HARTFORD, CT —Election regulators on Wednesday referred their investigation of 234 absentee ballots that arrived at Enfield Town Hall two weeks after the Aug. 11 primary to the Inspector General for the United States Postal Service.

“It appears to be a matter which is more appropriate within the hands of the U.S. Postal Service Office of Inspector General,” State Elections Enforcement Commission Executive Director Michael Brandi said Wednesday.

SEEC Attorney Kevin Ahern, who conducted the investigation, said the issue leads right up to the doorstep of the USPS, “specifically the Enfield station.” He said they didn’t find any issues with election officials in Enfield.

Election regulators determined that a substantial portion of the absentee ballots that were received after the Aug. 11 primary “appear to have been mishandled by the United States Postal Service and specifically the Enfield station. While nothing we have seen thus far indicated any intentional/fraudulent activity, the extensive time periods between the signature dates, the timestamps, and the receipt of many of these ballot sets suggest a breakdown somewhere within the delivery process at the Enfield Post Office,” the SEEC report states.

The report was issued Thursday by the SEEC at its meeting.

Investigation by the SEEC found that 209 of the 234 late absentee ballots were sent by a mail house and 25 were sent by the Town Clerk.

Of the 209 ballots sent through the mail house, 192 were signed by voters between Aug. 1 and Aug. 11, 157 were signed between Aug. 1 and Aug. 7, and 35 were signed between Aug. 8 and Aug. 11. There were five undated.

Most of the late ballots only had an Enfield postmark. Of those, about 127 were postmarked between Aug. 21 and Aug. 27, long after the primary.

Election regulators mapped the ballots to determine whether the late ballots involved one mail route, but they found addresses were scattered throughout the town.

“This map indicates that there is no statistically significant specific geographic concentration that might suggest an issue with a particular mailbox and/or mail route. The addresses are spread evenly throughout the municipality,” the SEEC wrote in its report.

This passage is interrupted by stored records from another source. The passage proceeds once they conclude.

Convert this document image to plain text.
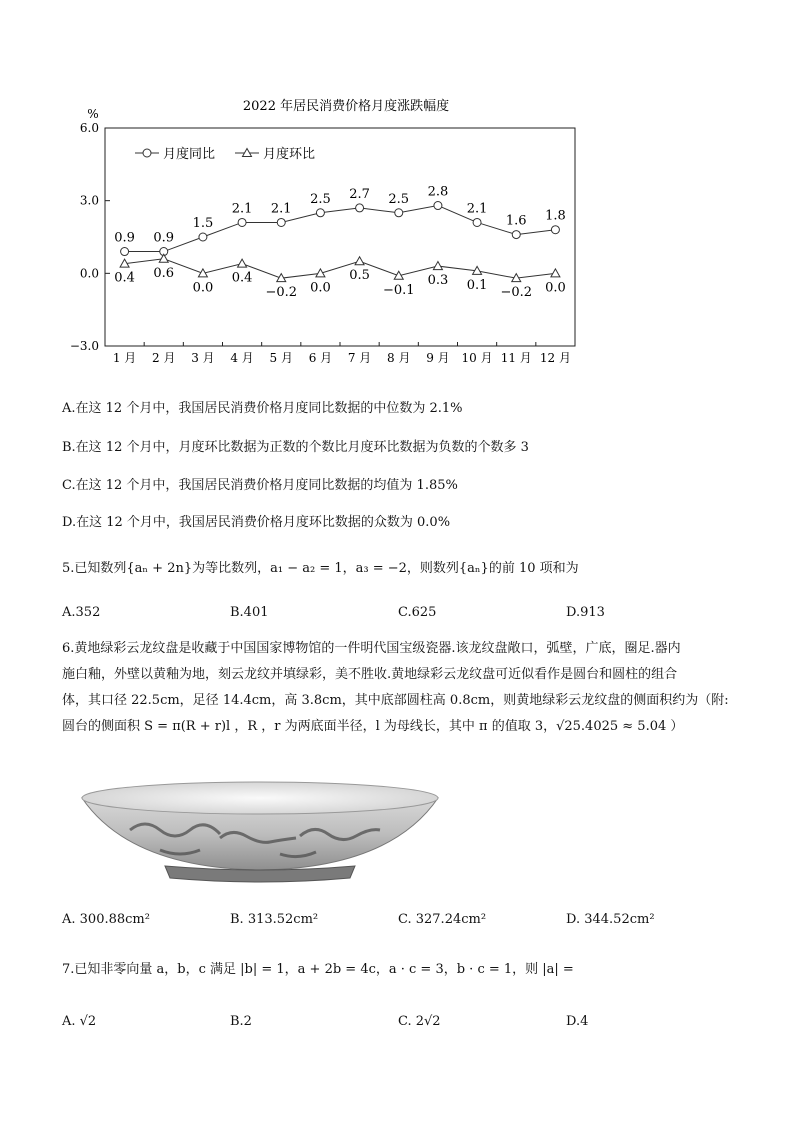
2022 年居民消费价格月度涨跌幅度
%
6.0
3.0
0.0
−3.0
1 月 2 月 3 月 4 月 5 月 6 月 7 月 8 月 9 月 10 月 11 月 12 月
0.9 0.9
1.5
2.1 2.1
2.5 2.7 2.5 2.8
2.1
1.6 1.8
0.4 0.6
0.0
0.4
−0.2 0.0
0.5
−0.1
0.3 0.1 −0.2 0.0
月度同比	月度环比
A.在这 12 个月中，我国居民消费价格月度同比数据的中位数为 2.1%
B.在这 12 个月中，月度环比数据为正数的个数比月度环比数据为负数的个数多 3
C.在这 12 个月中，我国居民消费价格月度同比数据的均值为 1.85%
D.在这 12 个月中，我国居民消费价格月度环比数据的众数为 0.0%
5.已知数列{aₙ + 2n}为等比数列，a₁ − a₂ = 1，a₃ = −2，则数列{aₙ}的前 10 项和为
A.352	B.401	C.625	D.913
6.黄地绿彩云龙纹盘是收藏于中国国家博物馆的一件明代国宝级瓷器.该龙纹盘敞口，弧壁，广底，圈足.器内
施白釉，外壁以黄釉为地，刻云龙纹并填绿彩，美不胜收.黄地绿彩云龙纹盘可近似看作是圆台和圆柱的组合
体，其口径 22.5cm，足径 14.4cm，高 3.8cm，其中底部圆柱高 0.8cm，则黄地绿彩云龙纹盘的侧面积约为（附:
圆台的侧面积 S = π(R + r)l ，R ，r 为两底面半径，l 为母线长，其中 π 的值取 3，√25.4025 ≈ 5.04 ）
A. 300.88cm²	B. 313.52cm²	C. 327.24cm²	D. 344.52cm²
7.已知非零向量 a，b，c 满足 |b| = 1，a + 2b = 4c，a · c = 3，b · c = 1，则 |a| =
A. √2	B.2	C. 2√2	D.4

A spokeswoman for the USPS was contacted after business hours and did not respond immediately to a request for comment.

Amy Gibbs, a USPS spokesperson, has said that they are investigating the matter.

“U.S. Postal Service’s number one priority between now and the November election is the secure, timely delivery of the nation’s election mail,” Gibbs has said.

State election officials say it’s a reminder that voters should use the ballot boxes outside of Town Halls to return their absentee ballots whenever possible, rather than using the postal service.